White House Press Secretary Jonathan Earnst released a
statement following the U.S. Supreme Court's announcement that it would hear a challenge to the Affordable Care Act's subsidies this session, focusing on the fact that the law is still in effect and that the new enrollment period will be open as of November 15. That's a key message for people who might be confused about the status of the law because of SCOTUS's action. The statement also blasts the suit for being what it is, transparently partisan:
This lawsuit reflects just another partisan attempt to undermine the Affordable Care Act and to strip millions of American families of tax credits that Congress intended for them to have. We will continue to ensure that every American has the peace of mind of having access to affordable insurance. We are confident that the Supreme Court will recognize both the clear reading of the entire law, and the certain intent of Congress in crafting it. Indeed, with uninsured rates plummeting across the country, it’s clear that the Affordable Care Act is already working.
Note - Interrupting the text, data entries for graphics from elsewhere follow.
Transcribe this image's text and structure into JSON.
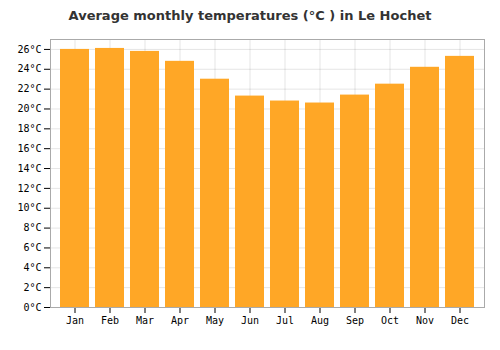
{
  "chart_data": {
    "type": "bar",
    "title": "Average monthly temperatures (°C ) in Le Hochet",
    "categories": [
      "Jan",
      "Feb",
      "Mar",
      "Apr",
      "May",
      "Jun",
      "Jul",
      "Aug",
      "Sep",
      "Oct",
      "Nov",
      "Dec"
    ],
    "values": [
      26.0,
      26.1,
      25.8,
      24.8,
      23.0,
      21.3,
      20.8,
      20.6,
      21.4,
      22.5,
      24.2,
      25.3
    ],
    "color": "#FFA726",
    "ylim": [
      0,
      27
    ],
    "yticks": [
      {
        "value": 0,
        "label": "0°C"
      },
      {
        "value": 2,
        "label": "2°C"
      },
      {
        "value": 4,
        "label": "4°C"
      },
      {
        "value": 6,
        "label": "6°C"
      },
      {
        "value": 8,
        "label": "8°C"
      },
      {
        "value": 10,
        "label": "10°C"
      },
      {
        "value": 12,
        "label": "12°C"
      },
      {
        "value": 14,
        "label": "14°C"
      },
      {
        "value": 16,
        "label": "16°C"
      },
      {
        "value": 18,
        "label": "18°C"
      },
      {
        "value": 20,
        "label": "20°C"
      },
      {
        "value": 22,
        "label": "22°C"
      },
      {
        "value": 24,
        "label": "24°C"
      },
      {
        "value": 26,
        "label": "26°C"
      }
    ],
    "grid": true
  }
}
American families who have already enrolled, or are planning to sign up during the open enrollment period beginning on November 15th should know that nothing has changed: tax credits and affordable coverage remain available.
The intent of Congress could not be clearer, as the
chairmen of the committees who created the law have argued both in briefs to the court and in an
op-ed. Likewise, the
staff who worked on the legislation—even on the Republican side—say it's clear. "'It was always intended that the federal fallback exchange would do everything that the statute told the states to do, which includes delivering the subsidies,' says Chris Condeluci, who worked as tax and benefits counsel for the Senate Finance Committee Republicans during the Affordable Care Act debate."
The challenge to the law says that the way that the statute is written means subsidies could only be available to people purchasing insurance through marketplaces set up by the individual states, which makes no sense given the entire rest of the law and what the law was intended to do—provide universal, affordable insurance across the nation. Right now, that's affordable insurance to about 4.7 million people. After the next enrollment period, which begins November 15 and runs through February, it could be as many as 9.7 people, if enrollments are as successful this round as they were in the first one. The loss of those subsidies would effect upwards of 80 percent of enrollees. It would also nullify the employer mandate, which is tied into the availability of subsidies to workers. But beyond that, it would destabilize the individual insurance market in those states, throwing the whole system of the law—and everything insurers and healthcare providers have created to respond to it—into chaos. Undoing the law is big and messy, just like implementing the law, which is one thing that might save it.
There are a few highly unlikely ways for Obamacare to be saved, if the Supreme Court strikes it down. The states that have been using the federal exchange could set up their own exchanges, but they'd have to do it very quickly—the deadline for states to apply for federal funding to set them up is next Friday. That's pretending all of the red states that hate Obamacare so much they'd keep millions of people out of Medicaid actually care if their people lose their insurance. The other highly unlikely fix would come from Congress. Which is an even more laughable possibility than Republican state lawmakers to see the light.
There's this, though, for the Supreme Court and for Republicans: Do they take health insurance away from millions of Americans who have it now? Is that a legacy Chief Justice John Roberts wants? Is that something Republicans want to have happen on the cusp of another presidential election? Like I said, this one is going to be messy all around.